Dawson was an electrical apprentice at H&H for four years. When she told her boss that she was transgender, she was forced to use her male birth name at work, even though she legally changed her name to Patricia, and was told not to discuss her transition with coworkers.
After Dawson started wearing makeup and more traditionally feminine clothes, she was fired. Her boss told her she did great work, but was “too much of a distraction.” The case is heading to a trial later this year. More information about this case is available at: https://www.aclu.org/cases/lesbian-and-gay-rights/dawson-v-h-h-electric-inc.
Patriots Say No to Violence
Professional sports teams are beginning to step up in the fight against sexual assault and domestic violence. The New England Patriots Charitable Foundation, along with Patriots owner Robert Kraft, announced in September they would be spending $1.5 million on gender-based violence prevention. Their efforts include a multiyear grant to Jane Doe Inc. (JDI), the Massachusetts coalition against sexual assault, which will be used to support JDI’s new Institute for Safety and Justice.
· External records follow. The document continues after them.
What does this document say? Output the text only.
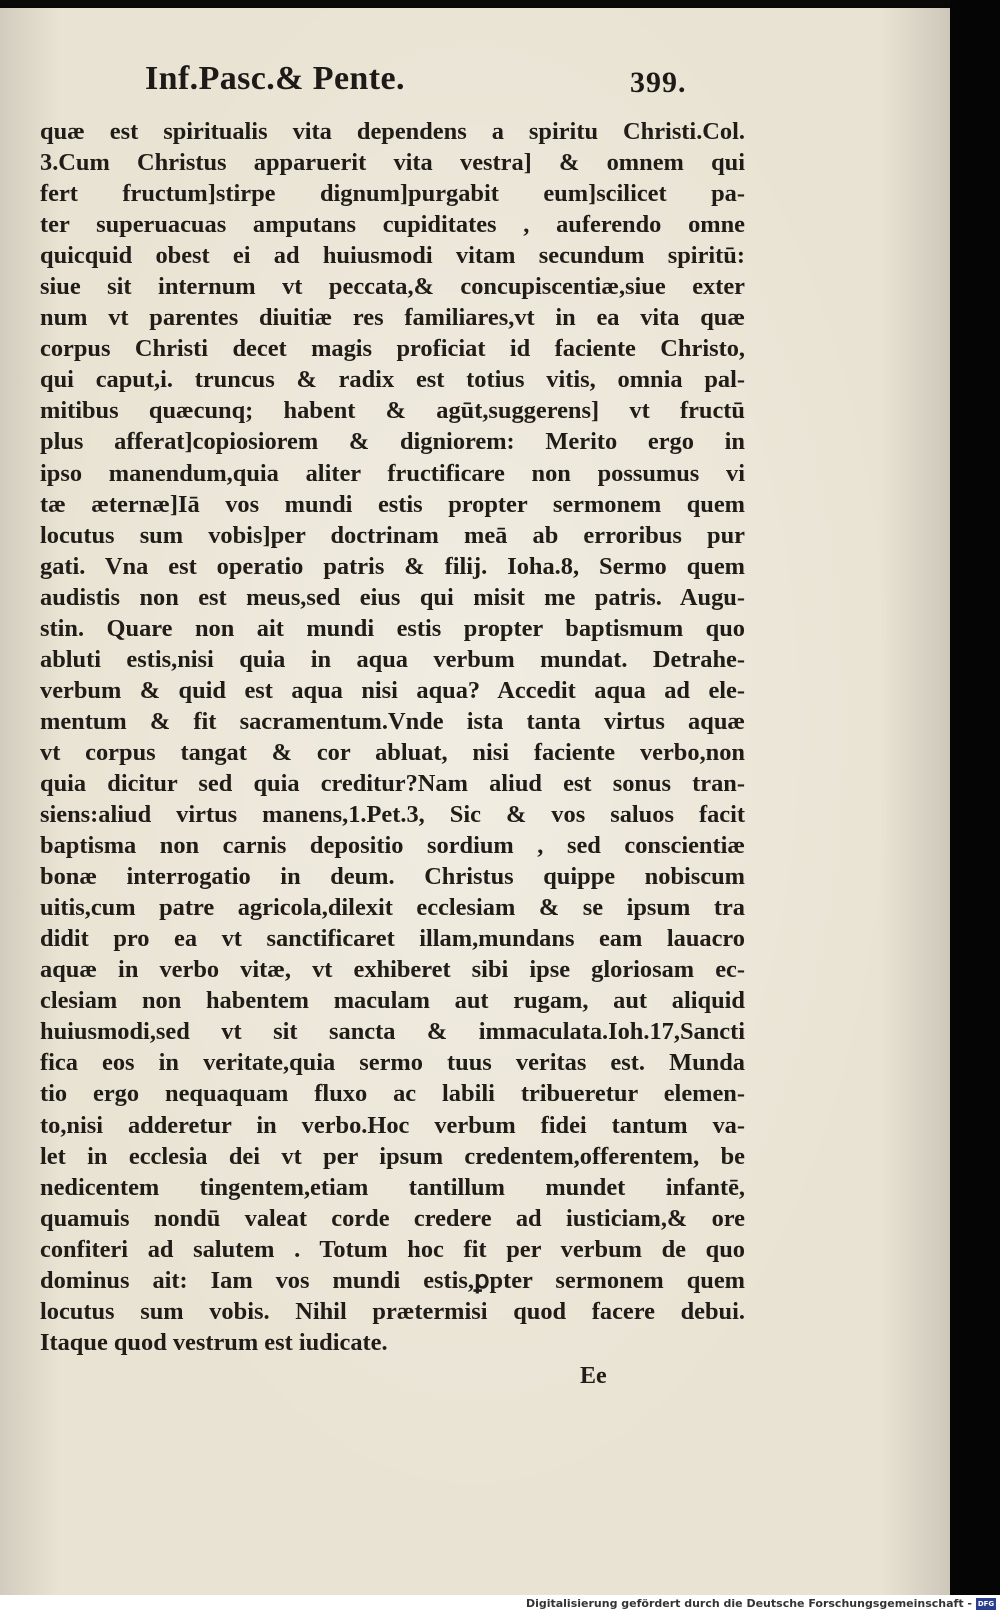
Inf.Pasc.& Pente.	399.
quæ est spiritualis vita dependens a spiritu Christi.Col.
3.Cum Christus apparuerit vita vestra] & omnem qui
fert fructum]stirpe dignum]purgabit eum]scilicet pa-
ter superuacuas amputans cupiditates , auferendo omne
quicquid obest ei ad huiusmodi vitam secundum spiritū:
siue sit internum vt peccata,& concupiscentiæ,siue exter
num vt parentes diuitiæ res familiares,vt in ea vita quæ
corpus Christi decet magis proficiat id faciente Christo,
qui caput,i. truncus & radix est totius vitis, omnia pal-
mitibus quæcunq; habent & agūt,suggerens] vt fructū
plus afferat]copiosiorem & digniorem: Merito ergo in
ipso manendum,quia aliter fructificare non possumus vi
tæ æternæ]Iā vos mundi estis propter sermonem quem
locutus sum vobis]per doctrinam meā ab erroribus pur
gati. Vna est operatio patris & filij. Ioha.8, Sermo quem
audistis non est meus,sed eius qui misit me patris. Augu-
stin. Quare non ait mundi estis propter baptismum quo
abluti estis,nisi quia in aqua verbum mundat. Detrahe-
verbum & quid est aqua nisi aqua? Accedit aqua ad ele-
mentum & fit sacramentum.Vnde ista tanta virtus aquæ
vt corpus tangat & cor abluat, nisi faciente verbo,non
quia dicitur sed quia creditur?Nam aliud est sonus tran-
siens:aliud virtus manens,1.Pet.3, Sic & vos saluos facit
baptisma non carnis depositio sordium , sed conscientiæ
bonæ interrogatio in deum. Christus quippe nobiscum
uitis,cum patre agricola,dilexit ecclesiam & se ipsum tra
didit pro ea vt sanctificaret illam,mundans eam lauacro
aquæ in verbo vitæ, vt exhiberet sibi ipse gloriosam ec-
clesiam non habentem maculam aut rugam, aut aliquid
huiusmodi,sed vt sit sancta & immaculata.Ioh.17,Sancti
fica eos in veritate,quia sermo tuus veritas est. Munda
tio ergo nequaquam fluxo ac labili tribueretur elemen-
to,nisi adderetur in verbo.Hoc verbum fidei tantum va-
let in ecclesia dei vt per ipsum credentem,offerentem, be
nedicentem tingentem,etiam tantillum mundet infantē,
quamuis nondū valeat corde credere ad iusticiam,& ore
confiteri ad salutem . Totum hoc fit per verbum de quo
dominus ait: Iam vos mundi estis,ꝑpter sermonem quem
locutus sum vobis. Nihil prætermisi quod facere debui.
Itaque quod vestrum est iudicate.
Ee
Digitalisierung gefördert durch die Deutsche Forschungsgemeinschaft - DFG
Kraft and the New England Patriots Charitable Foundation will also be teaming up with the Massachusetts attorney general, Maura Healey, to launch an initiative called “Game Change: The Patriots Anti-Violence Partnership,” which will train high school students in violence prevention. Healey, who will be heading the initiative, will be partnering with Northeastern University’s Mentors in Violence Prevention program, which uses a model of violence-prevention training pioneered more than 20 years ago.
In light of recent high-profile violence cases in professional sports, including the domestic violence charges against former Baltimore Raven Ray Rice, both educators and the NFL believe it’s all the more important for mainstream sports organizations to use their wide social reach to educate men and boys about violence prevention, and set better examples of healthy and nonviolent masculinity.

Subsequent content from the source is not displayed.